There to be give a quemón of how hormones make you stupid. It

it came to school the first day every one who took his seat, was the first teacher and we sat in list order. Presentation, blah blah blah, typical. The following are not presented (but I'm sure he took his paycheck) so we all went to those who knew, because apparently the only one without friends or acquaintances in the room was me, therefore I got into my little bubble mental. Imagine how happy I was wandering was over Clover from complete when a chick sat opposite me, leaned over the back turned to me and asked me - Who would you like the room? -. With that the girl has earned the label of "idiot" at least for me, I know of none, so I do not know, "she looked puzzled. "Ash, do not have to know, just tell me who you are as handsome does.

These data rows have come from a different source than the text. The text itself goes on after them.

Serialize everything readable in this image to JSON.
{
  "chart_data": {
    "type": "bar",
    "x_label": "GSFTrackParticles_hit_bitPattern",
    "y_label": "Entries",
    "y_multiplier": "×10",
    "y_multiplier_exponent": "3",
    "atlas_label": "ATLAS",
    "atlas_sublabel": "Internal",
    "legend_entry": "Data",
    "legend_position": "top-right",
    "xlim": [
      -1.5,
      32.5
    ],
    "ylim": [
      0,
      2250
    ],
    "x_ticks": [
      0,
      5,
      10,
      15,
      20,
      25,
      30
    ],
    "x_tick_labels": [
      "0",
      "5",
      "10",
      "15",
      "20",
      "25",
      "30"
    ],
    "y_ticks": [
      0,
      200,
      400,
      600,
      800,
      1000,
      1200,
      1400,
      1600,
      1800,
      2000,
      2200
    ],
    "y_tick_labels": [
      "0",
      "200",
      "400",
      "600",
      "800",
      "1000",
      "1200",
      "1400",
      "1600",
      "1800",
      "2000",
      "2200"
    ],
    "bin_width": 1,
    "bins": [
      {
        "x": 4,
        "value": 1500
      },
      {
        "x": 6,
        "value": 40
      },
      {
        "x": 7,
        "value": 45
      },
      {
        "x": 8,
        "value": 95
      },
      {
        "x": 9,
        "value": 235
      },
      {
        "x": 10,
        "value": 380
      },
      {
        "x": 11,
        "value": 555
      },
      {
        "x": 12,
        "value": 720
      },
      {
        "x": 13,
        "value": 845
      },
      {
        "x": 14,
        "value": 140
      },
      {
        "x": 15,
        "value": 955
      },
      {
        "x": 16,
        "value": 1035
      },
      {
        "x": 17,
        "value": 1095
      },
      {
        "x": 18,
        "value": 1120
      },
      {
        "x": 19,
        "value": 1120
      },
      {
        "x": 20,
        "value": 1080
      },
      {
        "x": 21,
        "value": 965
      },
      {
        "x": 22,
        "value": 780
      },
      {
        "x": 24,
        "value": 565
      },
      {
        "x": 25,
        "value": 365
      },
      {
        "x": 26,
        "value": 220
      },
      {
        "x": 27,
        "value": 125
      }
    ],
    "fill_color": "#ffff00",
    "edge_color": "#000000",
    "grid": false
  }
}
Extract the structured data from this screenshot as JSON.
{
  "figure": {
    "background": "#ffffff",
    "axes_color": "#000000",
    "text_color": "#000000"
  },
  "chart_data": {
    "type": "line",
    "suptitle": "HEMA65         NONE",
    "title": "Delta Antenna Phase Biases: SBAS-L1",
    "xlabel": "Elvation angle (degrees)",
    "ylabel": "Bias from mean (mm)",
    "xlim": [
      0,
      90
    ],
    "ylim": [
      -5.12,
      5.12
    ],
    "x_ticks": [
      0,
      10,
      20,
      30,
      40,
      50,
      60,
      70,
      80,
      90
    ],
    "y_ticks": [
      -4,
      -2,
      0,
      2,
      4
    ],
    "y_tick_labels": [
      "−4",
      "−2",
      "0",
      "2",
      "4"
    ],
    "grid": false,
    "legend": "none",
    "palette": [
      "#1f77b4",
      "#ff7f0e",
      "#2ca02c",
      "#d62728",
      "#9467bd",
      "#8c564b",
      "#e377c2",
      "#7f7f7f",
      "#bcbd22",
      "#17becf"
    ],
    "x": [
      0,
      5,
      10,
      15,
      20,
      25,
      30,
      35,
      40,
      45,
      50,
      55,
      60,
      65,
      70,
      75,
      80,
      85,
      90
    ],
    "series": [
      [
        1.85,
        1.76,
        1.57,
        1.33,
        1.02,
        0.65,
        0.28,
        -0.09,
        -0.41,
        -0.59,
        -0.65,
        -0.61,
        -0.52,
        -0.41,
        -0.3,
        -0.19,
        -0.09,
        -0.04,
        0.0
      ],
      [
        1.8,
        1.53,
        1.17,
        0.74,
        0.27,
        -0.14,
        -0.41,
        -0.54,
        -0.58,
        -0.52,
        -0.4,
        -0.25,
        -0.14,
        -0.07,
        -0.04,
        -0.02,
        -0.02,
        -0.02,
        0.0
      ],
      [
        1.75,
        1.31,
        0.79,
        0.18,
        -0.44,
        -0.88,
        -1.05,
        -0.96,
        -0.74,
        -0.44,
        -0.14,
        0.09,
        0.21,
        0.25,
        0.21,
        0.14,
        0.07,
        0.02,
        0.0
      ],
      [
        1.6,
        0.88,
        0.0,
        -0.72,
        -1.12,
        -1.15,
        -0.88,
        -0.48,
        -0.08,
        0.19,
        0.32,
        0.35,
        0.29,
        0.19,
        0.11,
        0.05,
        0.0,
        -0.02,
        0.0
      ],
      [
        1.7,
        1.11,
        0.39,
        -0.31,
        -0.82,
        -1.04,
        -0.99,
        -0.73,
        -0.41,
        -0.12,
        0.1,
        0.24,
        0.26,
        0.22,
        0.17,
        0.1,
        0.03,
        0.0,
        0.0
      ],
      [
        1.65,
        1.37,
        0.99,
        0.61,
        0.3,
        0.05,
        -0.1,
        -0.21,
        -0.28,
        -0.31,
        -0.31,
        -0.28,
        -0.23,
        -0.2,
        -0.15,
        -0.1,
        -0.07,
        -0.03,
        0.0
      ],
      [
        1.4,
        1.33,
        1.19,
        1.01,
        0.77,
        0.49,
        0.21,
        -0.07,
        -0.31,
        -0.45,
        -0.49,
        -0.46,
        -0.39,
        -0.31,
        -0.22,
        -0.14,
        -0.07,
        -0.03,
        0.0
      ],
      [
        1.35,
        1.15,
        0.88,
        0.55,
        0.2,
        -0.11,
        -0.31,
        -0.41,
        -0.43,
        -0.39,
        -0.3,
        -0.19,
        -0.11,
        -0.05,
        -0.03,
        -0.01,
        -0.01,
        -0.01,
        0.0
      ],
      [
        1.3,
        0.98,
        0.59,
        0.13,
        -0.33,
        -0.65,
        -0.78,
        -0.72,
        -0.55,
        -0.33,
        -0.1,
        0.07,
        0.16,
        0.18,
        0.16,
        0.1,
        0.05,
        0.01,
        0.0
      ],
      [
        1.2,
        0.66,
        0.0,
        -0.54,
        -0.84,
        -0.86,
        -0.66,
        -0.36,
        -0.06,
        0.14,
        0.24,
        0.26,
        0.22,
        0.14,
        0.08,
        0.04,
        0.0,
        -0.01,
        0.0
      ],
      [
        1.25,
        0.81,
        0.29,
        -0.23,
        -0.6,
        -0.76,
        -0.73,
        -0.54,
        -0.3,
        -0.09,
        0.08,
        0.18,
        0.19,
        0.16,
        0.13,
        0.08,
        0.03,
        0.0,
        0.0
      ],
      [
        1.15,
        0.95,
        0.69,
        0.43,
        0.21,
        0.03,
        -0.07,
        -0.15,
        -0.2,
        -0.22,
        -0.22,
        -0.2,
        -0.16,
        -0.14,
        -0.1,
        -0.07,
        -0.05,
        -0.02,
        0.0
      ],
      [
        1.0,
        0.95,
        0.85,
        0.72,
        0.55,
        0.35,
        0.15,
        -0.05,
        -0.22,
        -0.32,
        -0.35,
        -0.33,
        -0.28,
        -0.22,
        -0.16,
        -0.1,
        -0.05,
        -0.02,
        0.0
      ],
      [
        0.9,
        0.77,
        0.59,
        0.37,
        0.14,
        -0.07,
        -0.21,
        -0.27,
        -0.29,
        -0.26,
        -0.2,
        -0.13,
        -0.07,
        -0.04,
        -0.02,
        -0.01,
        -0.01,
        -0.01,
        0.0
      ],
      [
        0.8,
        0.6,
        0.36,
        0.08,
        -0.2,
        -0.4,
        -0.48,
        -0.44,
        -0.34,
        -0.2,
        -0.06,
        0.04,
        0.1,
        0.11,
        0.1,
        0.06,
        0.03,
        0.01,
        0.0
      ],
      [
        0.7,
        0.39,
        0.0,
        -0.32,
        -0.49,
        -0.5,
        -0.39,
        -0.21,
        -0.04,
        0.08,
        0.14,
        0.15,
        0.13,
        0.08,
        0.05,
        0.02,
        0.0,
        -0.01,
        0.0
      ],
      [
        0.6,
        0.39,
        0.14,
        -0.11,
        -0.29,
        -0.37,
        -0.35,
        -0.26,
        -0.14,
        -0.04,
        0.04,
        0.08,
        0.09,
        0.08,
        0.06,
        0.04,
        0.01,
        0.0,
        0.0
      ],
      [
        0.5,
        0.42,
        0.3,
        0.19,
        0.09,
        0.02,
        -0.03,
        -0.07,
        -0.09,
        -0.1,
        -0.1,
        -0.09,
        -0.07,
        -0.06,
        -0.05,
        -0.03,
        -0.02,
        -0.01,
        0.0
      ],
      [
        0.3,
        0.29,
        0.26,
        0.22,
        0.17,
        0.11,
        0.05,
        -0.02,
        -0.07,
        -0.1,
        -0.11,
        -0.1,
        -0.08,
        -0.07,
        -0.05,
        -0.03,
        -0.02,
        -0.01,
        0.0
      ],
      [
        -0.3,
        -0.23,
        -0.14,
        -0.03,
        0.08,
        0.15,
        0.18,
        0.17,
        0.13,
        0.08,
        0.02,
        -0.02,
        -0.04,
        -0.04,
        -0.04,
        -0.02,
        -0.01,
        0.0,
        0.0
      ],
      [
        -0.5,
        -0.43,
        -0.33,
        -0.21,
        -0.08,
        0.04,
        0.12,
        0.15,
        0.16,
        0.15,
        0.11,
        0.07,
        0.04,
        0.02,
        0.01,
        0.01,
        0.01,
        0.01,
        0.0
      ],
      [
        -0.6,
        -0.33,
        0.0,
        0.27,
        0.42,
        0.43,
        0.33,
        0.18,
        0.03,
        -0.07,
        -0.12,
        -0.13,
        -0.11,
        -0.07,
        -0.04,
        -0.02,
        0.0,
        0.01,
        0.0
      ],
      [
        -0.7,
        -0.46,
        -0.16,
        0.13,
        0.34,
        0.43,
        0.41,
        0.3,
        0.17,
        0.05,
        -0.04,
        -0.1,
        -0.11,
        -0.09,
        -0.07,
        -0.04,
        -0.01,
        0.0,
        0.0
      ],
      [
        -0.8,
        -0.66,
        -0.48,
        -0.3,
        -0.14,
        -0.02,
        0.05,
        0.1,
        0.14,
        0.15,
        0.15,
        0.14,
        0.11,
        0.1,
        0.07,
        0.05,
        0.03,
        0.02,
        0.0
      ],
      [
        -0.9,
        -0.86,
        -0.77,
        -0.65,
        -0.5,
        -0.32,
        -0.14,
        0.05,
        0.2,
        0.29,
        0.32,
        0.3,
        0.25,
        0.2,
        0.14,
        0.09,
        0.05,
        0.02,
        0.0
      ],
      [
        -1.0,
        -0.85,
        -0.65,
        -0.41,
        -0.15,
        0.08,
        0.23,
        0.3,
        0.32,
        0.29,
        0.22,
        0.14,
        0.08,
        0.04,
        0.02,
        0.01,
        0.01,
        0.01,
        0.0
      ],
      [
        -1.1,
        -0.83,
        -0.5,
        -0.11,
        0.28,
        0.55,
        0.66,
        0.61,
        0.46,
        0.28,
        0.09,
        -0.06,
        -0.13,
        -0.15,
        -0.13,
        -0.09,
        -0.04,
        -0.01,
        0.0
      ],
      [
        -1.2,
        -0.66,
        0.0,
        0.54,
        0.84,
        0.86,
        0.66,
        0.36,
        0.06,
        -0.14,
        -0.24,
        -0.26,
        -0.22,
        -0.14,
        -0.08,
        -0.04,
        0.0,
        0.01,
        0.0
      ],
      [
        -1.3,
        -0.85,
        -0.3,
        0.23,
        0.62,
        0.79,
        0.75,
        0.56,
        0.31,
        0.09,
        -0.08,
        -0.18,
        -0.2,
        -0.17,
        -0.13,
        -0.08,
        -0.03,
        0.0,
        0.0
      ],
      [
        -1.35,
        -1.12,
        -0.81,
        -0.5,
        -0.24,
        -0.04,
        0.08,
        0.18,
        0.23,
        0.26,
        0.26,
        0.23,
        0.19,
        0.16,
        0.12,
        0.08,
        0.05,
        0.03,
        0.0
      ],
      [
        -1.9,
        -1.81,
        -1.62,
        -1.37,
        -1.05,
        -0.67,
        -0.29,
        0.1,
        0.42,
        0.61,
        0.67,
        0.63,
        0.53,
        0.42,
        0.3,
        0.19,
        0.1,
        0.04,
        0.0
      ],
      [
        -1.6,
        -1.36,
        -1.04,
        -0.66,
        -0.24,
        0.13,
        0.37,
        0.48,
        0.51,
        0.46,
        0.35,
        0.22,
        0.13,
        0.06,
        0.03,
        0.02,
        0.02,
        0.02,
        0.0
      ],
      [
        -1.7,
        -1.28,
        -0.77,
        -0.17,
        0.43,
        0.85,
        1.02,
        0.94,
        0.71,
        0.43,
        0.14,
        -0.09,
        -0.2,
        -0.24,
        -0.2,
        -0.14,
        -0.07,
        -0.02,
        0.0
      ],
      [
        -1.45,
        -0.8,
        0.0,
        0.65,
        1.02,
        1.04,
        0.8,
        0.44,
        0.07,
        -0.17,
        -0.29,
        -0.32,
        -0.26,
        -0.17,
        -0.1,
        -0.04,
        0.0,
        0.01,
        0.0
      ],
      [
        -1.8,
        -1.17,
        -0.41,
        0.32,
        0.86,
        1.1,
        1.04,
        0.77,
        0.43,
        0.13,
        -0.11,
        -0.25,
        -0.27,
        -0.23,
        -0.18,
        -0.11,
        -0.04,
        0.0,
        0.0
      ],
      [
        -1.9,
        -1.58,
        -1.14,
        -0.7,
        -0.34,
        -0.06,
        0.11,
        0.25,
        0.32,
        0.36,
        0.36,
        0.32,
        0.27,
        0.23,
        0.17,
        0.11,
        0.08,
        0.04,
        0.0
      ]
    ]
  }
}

"None has come to quote what the thermal expansion, so none. She was silent and was best. It took a gorilla gossip that should have been now for more high school graduation did not. I have no idea what he said or how he said it, but it stalled apparently that was not in the list of those who would open her legs for him. Strangely, it is better to know that the fat ugly room not interested? Not to mention, it sure is the desire to be fucking.
Anyway, that's why the dude was a friend, sat beside me and began to emphasize the obvious, that I was fat. As there was nothing new to hear (the truth, do not put much effort in focusing on the fat of someone), I ignored it, forgot it and problem solved.

And if you ever have believed that life is unfair, I presume, has not been me. To begin with, unfortunately I'm not fat, and apparently, according to several Twitterers, street types and others, I'm not ugly. The best part is that all I ever said or I did things worthy of trauma are unhappy now, one is exploited in a taco because it gave the width to study, others are terrible cholos that end in the hospital every weekend, other alcoholics, others are working flat out to keep the old one that stupidly conceived, and some more and had a couple of miscarriages.

If bullying victims are traumatized, at least bear in mind that karma is very wise mother.